Today, the song is commonly interpreted literally. “Five golden rings” are presumed to be rings made of precious metal. Given that many lyrics in the carol already reference various birds, and considering our inclination to interpret the carol literally, let’s further explore the notion that each lyric might actually refer to different types of birds.
Going to the birds
First, let’s get the obvious birds out of the way.
The partridge enjoys the privilege of being repeated with every verse. Serious birders know that the red-legged partridge is the more accurate choice compared to other partridge species, as they are known to perch in trees, unlike strictly ground-level partridges.
Turtle doves are prevalent in most of Europe. French hen is a breed of domestic chicken.
“Four colly birds” is believed to be the original lyric delivered orally, which later evolved into “Four calling birds”, Frederic Austin’s interpretation. The term “colly” was most popular in the mid-1700s, meaning “to blacken with coal dust”. The likely type of bird to associate with this lyric would be the common blackbird.
Geese-a-laying and swans-a-swimming are straightforward enough.
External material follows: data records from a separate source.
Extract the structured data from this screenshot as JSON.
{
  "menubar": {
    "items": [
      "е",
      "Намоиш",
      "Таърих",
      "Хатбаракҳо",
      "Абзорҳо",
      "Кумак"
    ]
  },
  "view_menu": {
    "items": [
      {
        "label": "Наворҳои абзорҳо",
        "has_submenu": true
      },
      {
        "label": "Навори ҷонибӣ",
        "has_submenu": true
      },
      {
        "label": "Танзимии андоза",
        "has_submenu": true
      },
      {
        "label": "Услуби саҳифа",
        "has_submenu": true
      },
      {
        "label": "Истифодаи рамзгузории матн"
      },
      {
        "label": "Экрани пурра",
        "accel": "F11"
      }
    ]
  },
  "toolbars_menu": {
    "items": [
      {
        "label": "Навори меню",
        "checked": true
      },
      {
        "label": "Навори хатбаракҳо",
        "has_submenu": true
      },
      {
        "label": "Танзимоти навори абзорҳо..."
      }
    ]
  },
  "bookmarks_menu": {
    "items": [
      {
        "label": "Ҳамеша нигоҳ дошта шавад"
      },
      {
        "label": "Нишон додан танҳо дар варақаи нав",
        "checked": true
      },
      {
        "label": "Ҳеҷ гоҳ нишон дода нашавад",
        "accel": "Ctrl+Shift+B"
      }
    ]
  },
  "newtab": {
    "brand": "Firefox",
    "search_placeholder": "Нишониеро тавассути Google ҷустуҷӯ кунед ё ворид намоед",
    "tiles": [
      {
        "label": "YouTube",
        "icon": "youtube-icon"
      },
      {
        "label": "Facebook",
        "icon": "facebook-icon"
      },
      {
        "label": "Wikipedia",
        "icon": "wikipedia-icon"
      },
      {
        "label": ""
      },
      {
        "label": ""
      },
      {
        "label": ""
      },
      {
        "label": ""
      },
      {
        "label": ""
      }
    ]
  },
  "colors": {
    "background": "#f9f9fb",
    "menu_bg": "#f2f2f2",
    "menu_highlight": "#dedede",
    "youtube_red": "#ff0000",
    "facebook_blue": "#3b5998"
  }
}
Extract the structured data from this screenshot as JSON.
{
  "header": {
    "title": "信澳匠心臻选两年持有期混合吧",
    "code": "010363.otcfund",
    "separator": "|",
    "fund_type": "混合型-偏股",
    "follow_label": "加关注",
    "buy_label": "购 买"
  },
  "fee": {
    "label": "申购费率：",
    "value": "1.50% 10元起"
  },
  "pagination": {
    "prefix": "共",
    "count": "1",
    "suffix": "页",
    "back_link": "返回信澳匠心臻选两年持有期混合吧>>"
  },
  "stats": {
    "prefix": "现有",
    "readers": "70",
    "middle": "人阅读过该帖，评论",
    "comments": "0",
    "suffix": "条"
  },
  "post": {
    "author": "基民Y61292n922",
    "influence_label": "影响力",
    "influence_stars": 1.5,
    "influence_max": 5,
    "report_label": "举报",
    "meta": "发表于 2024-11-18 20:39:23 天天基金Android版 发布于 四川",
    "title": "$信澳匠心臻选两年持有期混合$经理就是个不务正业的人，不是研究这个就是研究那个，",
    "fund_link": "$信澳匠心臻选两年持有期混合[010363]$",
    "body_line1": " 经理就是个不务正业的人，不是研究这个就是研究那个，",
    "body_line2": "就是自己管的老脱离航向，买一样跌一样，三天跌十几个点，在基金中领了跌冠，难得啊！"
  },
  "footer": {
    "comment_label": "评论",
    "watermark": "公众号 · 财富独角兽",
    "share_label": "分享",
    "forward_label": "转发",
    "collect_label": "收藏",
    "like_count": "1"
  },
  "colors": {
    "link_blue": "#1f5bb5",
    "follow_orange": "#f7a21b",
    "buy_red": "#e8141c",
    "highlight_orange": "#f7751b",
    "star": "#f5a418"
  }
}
All these birds should make your love interest’s heart flutter. Perhaps some jewelry and entertainment would be a good follow up? Don’t be so sure.
The golden rings are speculated to represent ring-necked pheasants or goldspinks, not rings for your dearest’s fingers.
Approach the remaining interpretations with a healthy dose of skepticism because this is where things become dicey. Some propose that the maids of milking could be the cattle egret bird, often found near cattle. The movement of cattle’s hooves tends to bring invertebrates out of the soil, providing an easier feast for the cattle egret. This may be a stretch, as birds cannot feasibly milk anything. Nor would they naturally be inclined to do so.
The ladies dancing are thought to refer to cranes, which perform graceful dances as part of their mating rituals.
The bird most renowned for leaping is the gray heron. It is known to leap into the air when taking flight, and when standing, the gray heron hunches, resembling an old man.
The sandpiper could potentially be associated with the “piper piping” if we accept “piping” as the bird’s call. “Piper” could conceivably be a nickname for a sandpiper.
The bird theory posits that the drummers referred to here are the forest’s percussionists: woodpeckers.
For the birds?
The long tradition of “The Twelve Days of Christmas” leaves room to doubt the specific meaning of the song’s lyrics. The original creator of the song is unknown, and the first written version was penned over a century later. However, there are reasonably good arguments supporting the theory that the carol is actually about birds.
At the very least, it’s a fun idea to think about and to share with family and friends this holiday season.
Merry Christmas from all the birds in our flock.